Investors Business Daily:

George W. Bush has been singled out as the American president who has done the most for Africa. So where’s the recognition, both in the media and the black community, of this worthy achievement?

Bill Clinton might have been America’s first black president, but it seems he didn’t do as much for Africa as Bush has. Bob Geldof, Irish rocker and Africa activist, says the Texas oilman, who is wrapping up his second trip to the continent, “has done more than any other president so far.”

That’s high praise from Geldof, a man who has spent much of the last 20 years fixated on Africa’s many problems. He sees Bush’s efforts to fight disease and poverty in Africa as “the triumph of American policy.” Though he says it was “unexpected of the man,” Geldof admits both the president and the nation “rose to the occasion.”

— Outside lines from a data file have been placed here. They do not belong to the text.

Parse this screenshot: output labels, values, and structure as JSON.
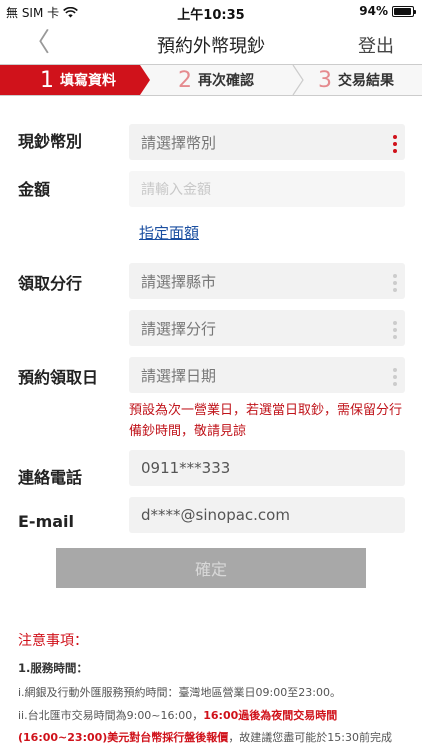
{
  "status_bar": {
    "carrier": "無 SIM 卡",
    "time": "上午10:35",
    "battery_text": "94%",
    "battery_level": 0.94,
    "icons": [
      "wifi-icon",
      "battery-icon"
    ]
  },
  "nav": {
    "back_glyph": "〈",
    "title": "預約外幣現鈔",
    "logout": "登出"
  },
  "steps": [
    {
      "num": "1",
      "label": "填寫資料",
      "active": true
    },
    {
      "num": "2",
      "label": "再次確認",
      "active": false
    },
    {
      "num": "3",
      "label": "交易結果",
      "active": false
    }
  ],
  "form": {
    "currency_label": "現鈔幣別",
    "currency_placeholder": "請選擇幣別",
    "amount_label": "金額",
    "amount_placeholder": "請輸入金額",
    "denomination_link": "指定面額",
    "branch_label": "領取分行",
    "county_placeholder": "請選擇縣市",
    "branch_placeholder": "請選擇分行",
    "date_label": "預約領取日",
    "date_placeholder": "請選擇日期",
    "date_warning": "預設為次一營業日，若選當日取鈔，需保留分行備鈔時間，敬請見諒",
    "phone_label": "連絡電話",
    "phone_value": "0911***333",
    "email_label": "E-mail",
    "email_value": "d****@sinopac.com",
    "confirm_label": "確定"
  },
  "notes": {
    "title": "注意事項：",
    "heading": "1.服務時間：",
    "line1": "i.網銀及行動外匯服務預約時間：臺灣地區營業日09:00至23:00。",
    "line2_a": "ii.台北匯市交易時間為9:00~16:00，",
    "line2_b": "16:00過後為夜間交易時間",
    "line3_a": "(16:00~23:00)美元對台幣採行盤後報價",
    "line3_b": "，故建議您盡可能於15:30前完成"
  },
  "colors": {
    "brand_red": "#d0121b",
    "link_blue": "#1a4ea0",
    "button_disabled": "#a8a8a8"
  }
}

Geldof rightly chastises the American media for ignoring Bush’s contributions to Africa.

But it would be unrealistic to have expected otherwise. This is a national press corps that seems to notice homelessness and poverty only when a Republican is in the White House, and which itself votes heavily Democratic.

Meanwhile, African-Americans give little support to Bush — he got 11% of their vote in 2004 after taking 8% in 2000. Black leaders — such as NAACP Chairman Julian Bond, who has called Bush a liar, compared his judicial nominees to the Taliban and equated the GOP to Nazis — continue their shrill verbal assaults on the man.

Yet under Bush, the U.S. has boosted development and humanitarian aid to Africa from $1.4 billion in his first year in office to $4 billion a year today. He’s also sought $30 billion to fight AIDS.

Trade — far more efficient than aid — between our country and Africa has more than doubled during his terms. This administration has also actively sought to stop the genocide in Darfur and has led in attempts to end wars in Sierra Leone, Sudan and Congo.

As the U.S. press swoons over Barack Obama and his bromidic promise of “change” to the exclusion of almost all else, the African media have noticed Bush’s work.

It wasn’t the New York Times or ABC, but AllAfrica.com that gratefully acknowledged that Bush’s policies “have saved millions of (African) lives and lifted many others from abject poverty.”